I arrived at the theater on Friday for the 2:00 showing, having the place pretty much to myself. The theater where my film was playing was completely empty. I sat in the back row, in the perfect center, enjoying the quiet before even the preview commercials began playing. For a while, I was overjoyed that I might be able to watch the film completely alone. But not long after, a few other people trickled in. Two guys took the row in front of me. They were there together, but not as a date, since they left one seat empty between them. They did share the popcorn and pretzel bites with each other, which lead me to deduce they were bros, but not dating.
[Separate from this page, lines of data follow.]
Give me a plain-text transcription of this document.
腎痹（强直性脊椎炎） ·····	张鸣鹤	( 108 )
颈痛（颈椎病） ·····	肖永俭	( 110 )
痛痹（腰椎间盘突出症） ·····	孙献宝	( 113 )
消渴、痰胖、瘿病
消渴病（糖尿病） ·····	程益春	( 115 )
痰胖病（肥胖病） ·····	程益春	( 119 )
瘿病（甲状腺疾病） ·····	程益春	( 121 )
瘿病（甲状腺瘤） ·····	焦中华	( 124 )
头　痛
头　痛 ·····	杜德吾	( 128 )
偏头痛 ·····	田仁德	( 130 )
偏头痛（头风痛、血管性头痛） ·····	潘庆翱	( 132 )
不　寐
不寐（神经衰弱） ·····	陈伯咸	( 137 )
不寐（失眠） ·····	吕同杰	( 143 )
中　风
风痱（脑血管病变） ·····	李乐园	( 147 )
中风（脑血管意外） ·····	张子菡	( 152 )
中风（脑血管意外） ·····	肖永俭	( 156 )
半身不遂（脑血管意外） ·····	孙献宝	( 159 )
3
As the lights dimmed for the previews, one whispered to the other “Happy Friday, man.”

I smiled, thinking that they planned to blow off work that day to watch a movie about Scarlett Johansson, which a nice thing for friends to do, regardless of their “bro status.” A few others came in, at least two other women by themselves, and a couple sat in the end of my row. I worried that they might be too close for me, but they stayed their distance. As the film started, a couple of guys sat in the front row.

The film was about a guy who was addicted to pornography. It’s not a subject that they treaded lightly on, within the first few seconds the topic became very clear. I’m surprised they were able to get away with a lot of it, and still maintain the “R” rating. It was a line I’m sure they towed carefully while making the film.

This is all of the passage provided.